Setelah Isagi mendengar hal tersebut dia pun langsung menjawab kalimat Rin “thank you” mendengar hal itu Rin pun segera menatap isagi “Kalau sama gue sering sering pake hair clip sa. Cantik soalnya”. Ketika mendengar hal itu Isagi langsung memalingkan wajahnya yang sudah semerah tomat. Gila saja kalau dia dapat menatap wajah Rin yang sedang menggodanya?!?!
Hening sejenak, lalu Rin meledak tertawa, diikuti Isagi yang gak bisa menahan senyum geli. Tawa mereka kembali menyatu dengan udara pagi yang segar dan damai di tengah hiruk-pikuk dunia yang terus berputar. Di saat itu, rasanya cuma mereka berdua yang ada di dunia.
Langit yang tadinya berwarna biru cerah kini sudah berubah jadi oranye keemasan saat matahari mulai turun perlahan.

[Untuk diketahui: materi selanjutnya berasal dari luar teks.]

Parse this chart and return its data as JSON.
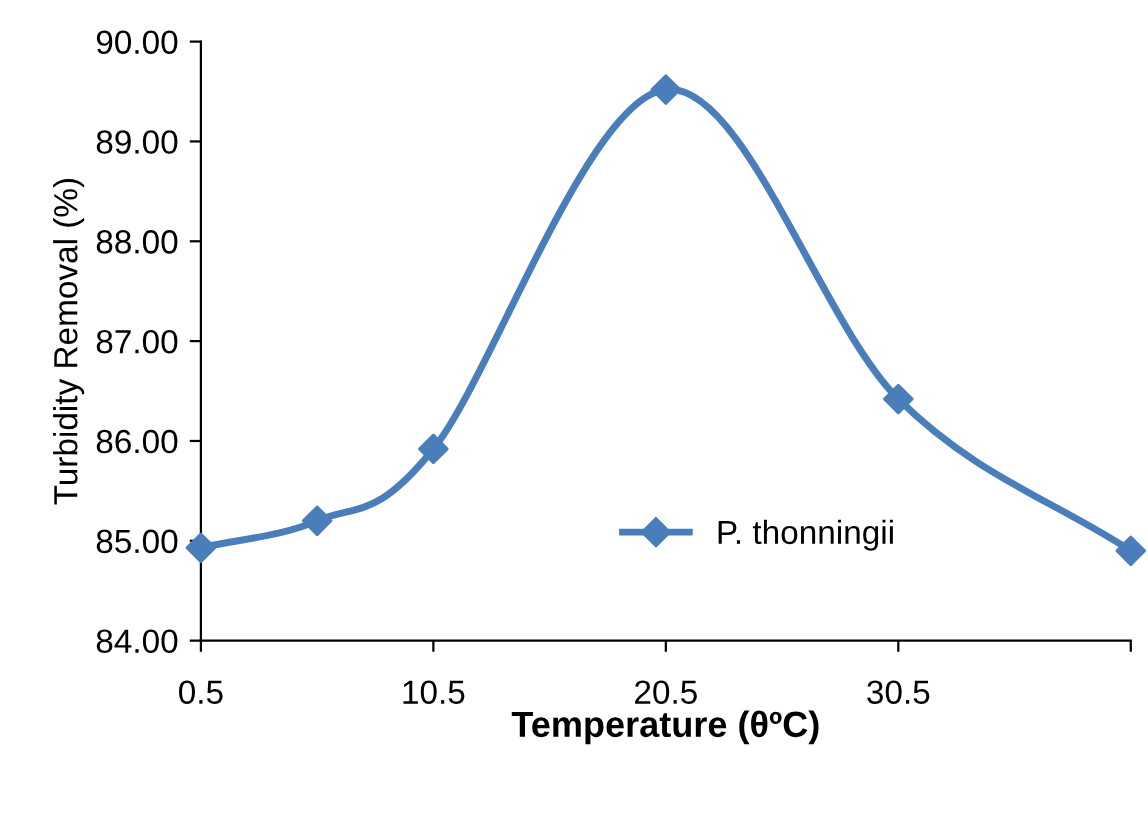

Setelah seharian keliling kota, dari Taman Ganesha, nyasar ke toko buku, beli es krim di pinggir jalan, sampai bermain time zone—mereka akhirnya mutusin untuk pulang.

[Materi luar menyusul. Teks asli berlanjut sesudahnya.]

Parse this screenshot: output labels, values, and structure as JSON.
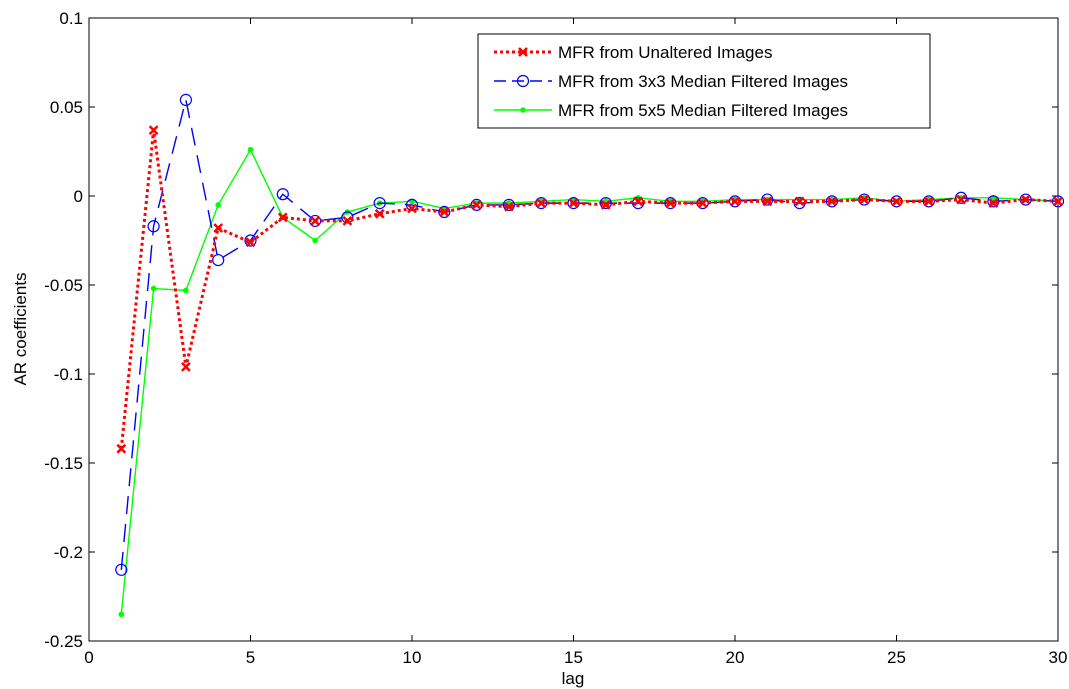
{
  "chart_data": {
    "type": "line",
    "title": "",
    "xlabel": "lag",
    "ylabel": "AR coefficients",
    "xlim": [
      0,
      30
    ],
    "ylim": [
      -0.25,
      0.1
    ],
    "xticks": [
      0,
      5,
      10,
      15,
      20,
      25,
      30
    ],
    "xtick_labels": [
      "0",
      "5",
      "10",
      "15",
      "20",
      "25",
      "30"
    ],
    "yticks": [
      0.1,
      0.05,
      0,
      -0.05,
      -0.1,
      -0.15,
      -0.2,
      -0.25
    ],
    "ytick_labels": [
      "0.1",
      "0.05",
      "0",
      "-0.05",
      "-0.1",
      "-0.15",
      "-0.2",
      "-0.25"
    ],
    "grid": false,
    "legend_position": "top-right",
    "x": [
      1,
      2,
      3,
      4,
      5,
      6,
      7,
      8,
      9,
      10,
      11,
      12,
      13,
      14,
      15,
      16,
      17,
      18,
      19,
      20,
      21,
      22,
      23,
      24,
      25,
      26,
      27,
      28,
      29,
      30
    ],
    "series": [
      {
        "name": "MFR from Unaltered Images",
        "color": "#ff0000",
        "marker": "x",
        "line_style": "dotted",
        "values": [
          -0.142,
          0.037,
          -0.096,
          -0.018,
          -0.026,
          -0.012,
          -0.014,
          -0.014,
          -0.01,
          -0.007,
          -0.009,
          -0.005,
          -0.006,
          -0.004,
          -0.004,
          -0.005,
          -0.003,
          -0.004,
          -0.004,
          -0.003,
          -0.003,
          -0.003,
          -0.003,
          -0.002,
          -0.003,
          -0.003,
          -0.002,
          -0.004,
          -0.002,
          -0.003
        ]
      },
      {
        "name": "MFR from 3x3 Median Filtered  Images",
        "color": "#0000ff",
        "marker": "o",
        "line_style": "dashed",
        "values": [
          -0.21,
          -0.017,
          0.054,
          -0.036,
          -0.025,
          0.001,
          -0.014,
          -0.012,
          -0.004,
          -0.005,
          -0.009,
          -0.005,
          -0.005,
          -0.004,
          -0.004,
          -0.004,
          -0.004,
          -0.004,
          -0.004,
          -0.003,
          -0.002,
          -0.004,
          -0.003,
          -0.002,
          -0.003,
          -0.003,
          -0.001,
          -0.003,
          -0.002,
          -0.003
        ]
      },
      {
        "name": "MFR from 5x5 Median Filtered  Images",
        "color": "#00ff00",
        "marker": ".",
        "line_style": "solid",
        "values": [
          -0.235,
          -0.052,
          -0.053,
          -0.005,
          0.026,
          -0.012,
          -0.025,
          -0.009,
          -0.004,
          -0.003,
          -0.007,
          -0.004,
          -0.004,
          -0.003,
          -0.002,
          -0.003,
          -0.001,
          -0.003,
          -0.003,
          -0.002,
          -0.002,
          -0.002,
          -0.002,
          -0.001,
          -0.003,
          -0.002,
          -0.001,
          -0.001,
          -0.002,
          -0.003
        ]
      }
    ]
  }
}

Isagi duduk di jok belakang motor Rin, kepala bersandar ringan ke punggung temannya itu. “Capek juga ya.. gue ngantuk..”
Rin melirik kaca spion, matanya menangkap Isagi yang hampir tertidur. “Kalau lo tidur di belakang, gw rem ya biar lo jatoh” candanya.
Isagi ngedumel pelan “Kalau gitu nanti gue tinggal meluk lo, biar kita jatoh bareng sampe dipisahin warga”. Mendengar hal konyol itu, tawa Rin pun terlepas
Motor Rin melaju pelan menyusuri jalanan yang mulai macet. Cahaya senja menari-nari di helm mereka, membuat bayangan panjang di aspal yang berwarna keemasan. Isagi membuka mulut lagi setelah beberapa menit hening.
“Rin… hari ini seru banget. Gue suka… Makasih ya udah ajak gue main”
“Gue juga,” jawab Rin cepat.
Rin ikut ketawa, lalu pelan-pelan ngerem di pinggir jalan dekat rumah Isagi . Mereka gak langsung turun dari motor, suasana tiba-tiba jadi hening lagi, tapi bukan canggung—lebih ke nyaman. Angin sore lewat pelan, membawa wangi tanah hangat dan suara adzan magrib dari kejauhan.
Tak lama kemudian isagi beranjak turun dari motor rin. Rin pun melambaikan tangan saat Isagi masuk ke pintu rumahnya. Sebelum motor Rin benar-benar pergi, Isagi sempat teriak kecil, “Rin!”. Rin noleh cepat.
“Thanks for today. Nanti ajak gue main lagi ya!”
Rin angguk, senyum kecil di wajahnya gak hilang sampai langit berubah jadi gelap, dan lampu-lampu kota mulai menyala satu per satu.